I walked along beside the surf with great enjoyment,
till, thinking I was now got far enough to the south, I
took the cover of some thick bushes and crept warily up
to the ridge of the spit.
Behind me was the sea, in front the anchorage. The sea
breeze, as though it had the sooner blown itself out by
its unusual violence, was already at an end; it had
been succeeded by light, variable airs from the south and
south-east, carrying great banks of fog; and the anchorage,
under lee of Skeleton Island, lay still and leaden as when
first we entered it. The HISPANIOLA, in that unbroken
mirror, was exactly portrayed from the truck to the
waterline, the Jolly Roger hanging from her peak.

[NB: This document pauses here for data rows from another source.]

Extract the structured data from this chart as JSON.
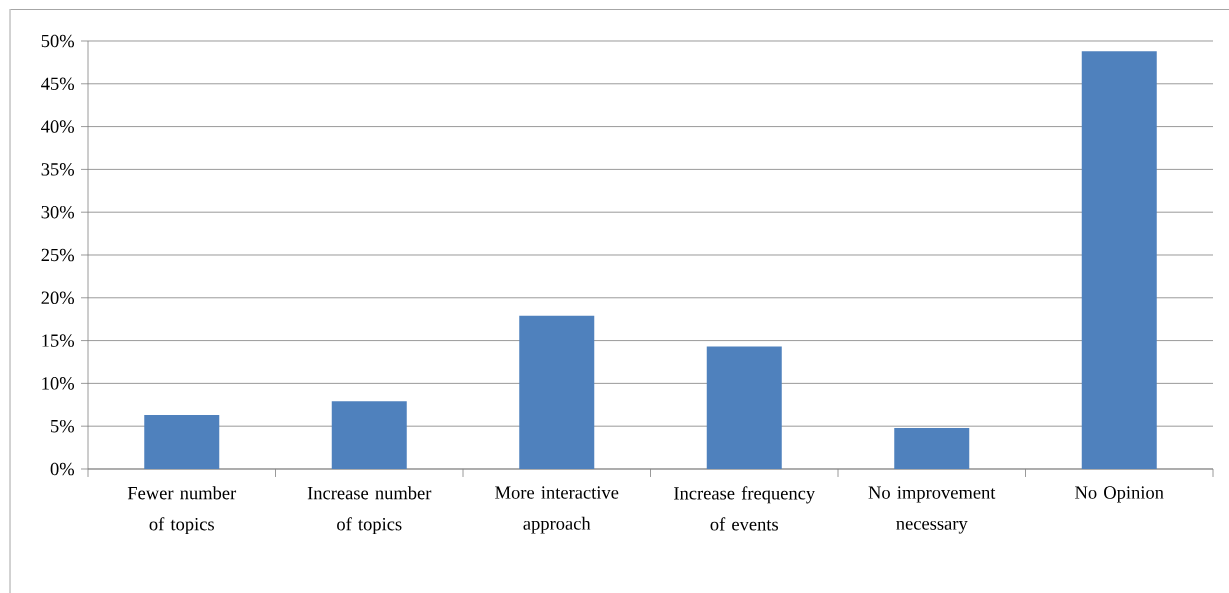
{
  "chart_data": {
    "type": "bar",
    "categories": [
      "Fewer number of topics",
      "Increase number of topics",
      "More interactive approach",
      "Increase frequency of events",
      "No improvement necessary",
      "No Opinion"
    ],
    "values": [
      6.3,
      7.9,
      17.9,
      14.3,
      4.8,
      48.8
    ],
    "color": "#4f81bd",
    "ylim": [
      0,
      50
    ],
    "yticks": [
      {
        "value": 0,
        "label": "0%"
      },
      {
        "value": 5,
        "label": "5%"
      },
      {
        "value": 10,
        "label": "10%"
      },
      {
        "value": 15,
        "label": "15%"
      },
      {
        "value": 20,
        "label": "20%"
      },
      {
        "value": 25,
        "label": "25%"
      },
      {
        "value": 30,
        "label": "30%"
      },
      {
        "value": 35,
        "label": "35%"
      },
      {
        "value": 40,
        "label": "40%"
      },
      {
        "value": 45,
        "label": "45%"
      },
      {
        "value": 50,
        "label": "50%"
      }
    ],
    "grid": "y"
  }
}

Alongside lay one of the gigs, Silver in the stern-sheets--him
I could always recognize--while a couple of
men were leaning over the stern bulwarks, one of them
with a red cap--the very rogue that I had seen some
hours before stride-legs upon the palisade. Apparently
they were talking and laughing, though at that
distance--upwards of a mile--I could, of course, hear
no word of what was said. All at once there began the
most horrid, unearthly screaming, which at first
startled me badly, though I had soon remembered the
voice of Captain Flint and even thought I could make
out the bird by her bright plumage as she sat perched
upon her master's wrist.
Soon after, the jolly-boat shoved off and pulled for
shore, and the man with the red cap and his comrade
went below by the cabin companion.
Just about the same time, the sun had gone down behind
the Spy-glass, and as the fog was collecting rapidly,
it began to grow dark in earnest. I saw I must lose no
time if I were to find the boat that evening.